期刊名称:International Journal of Advanced Robotic Systems
印刷版ISSN:1729-8806
电子版ISSN:1729-8814
出版年度:2017
卷号:14
期号:1
DOI:10.1177/1729881416686951
语种:English
出版社:SAGE Publications
摘要:Recent impressive studies on using ConvNet landmarks for visual place recognition take an approach that involves three steps: (a) detection of landmarks, (b) description of the landmarks by ConvNet features using a convolutional neural network, and (c) matching of the landmarks in the current view with those in the database views. Such an approach has been shown to achieve the state-of-the-art accuracy even under significant viewpoint and environmental changes. However, the computational burden in step (c) significantly prevents this approach from being applied in practice, due to the complexity of linear search in high-dimensional space of the ConvNet features. In this article, we propose two simple and efficient search methods to tackle this issue. Both methods are built upon tree-based indexing.

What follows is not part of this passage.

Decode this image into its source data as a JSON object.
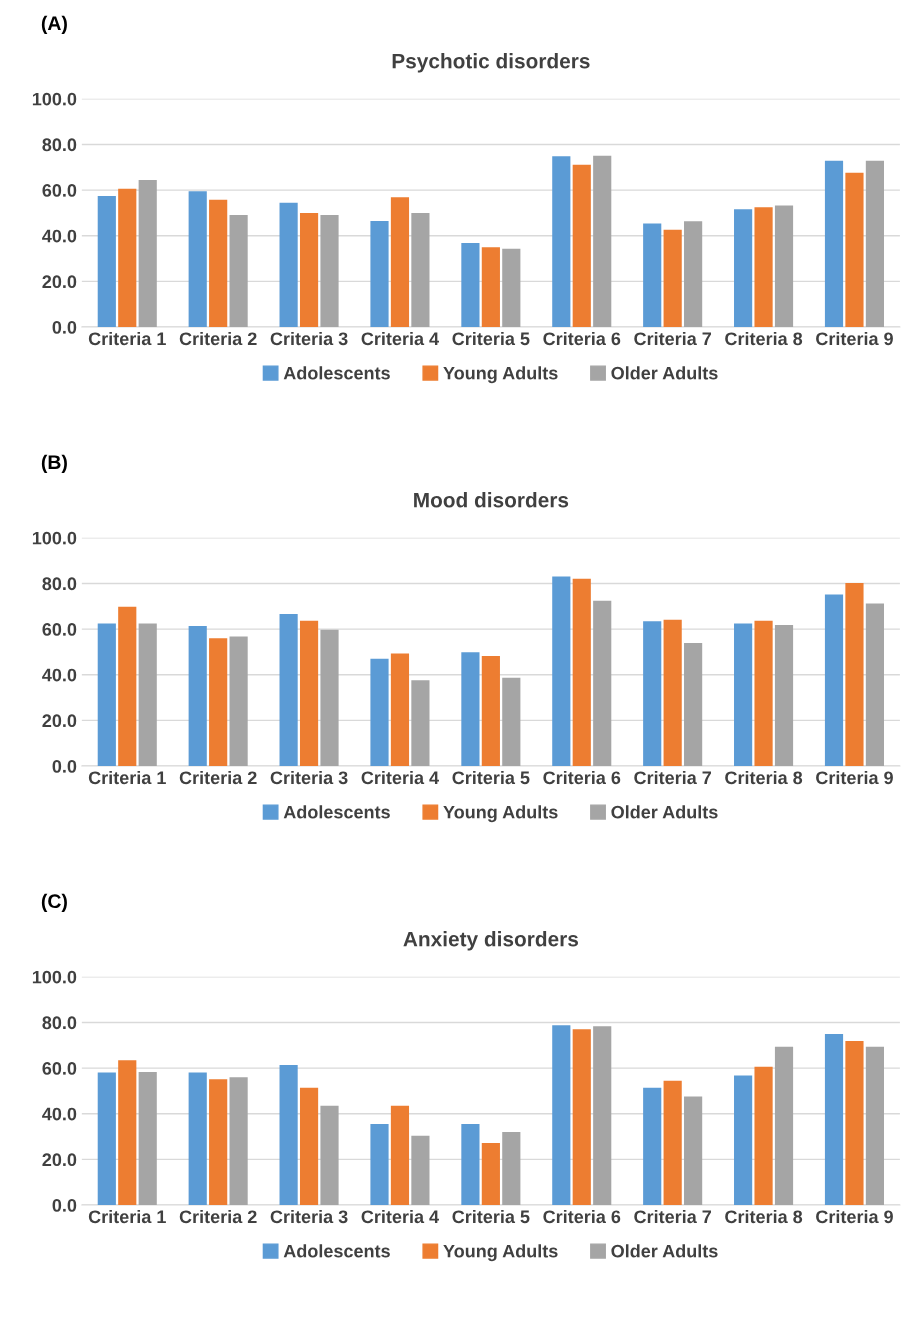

Given a set of ConvNet features of a query image, the first method directly searches the features’ approximate nearest neighbors in a tree structure that is constructed from ConvNet features of database images. The database images are voted on by features in the query image, according to a lookup table which maps each ConvNet feature to its corresponding database image. The database image with the highest vote is considered the solution. Our second method uses a coarse-to-fine procedure: the coarse step uses the first method to coarsely find the top-N database images, and the fine step performs a linear search in Hamming space of the hash codes of the ConvNet features to determine the best match. Experimental results demonstrate that our methods achieve real-time search performance on five data sets with different sizes and various conditions. Most notably, by achieving an average search time of 0.035 seconds/query, our second method improves the matching efficiency by the three orders of magnitude over a linear search baseline on a database with 20,688 images, with negligible loss in place recognition accuracy.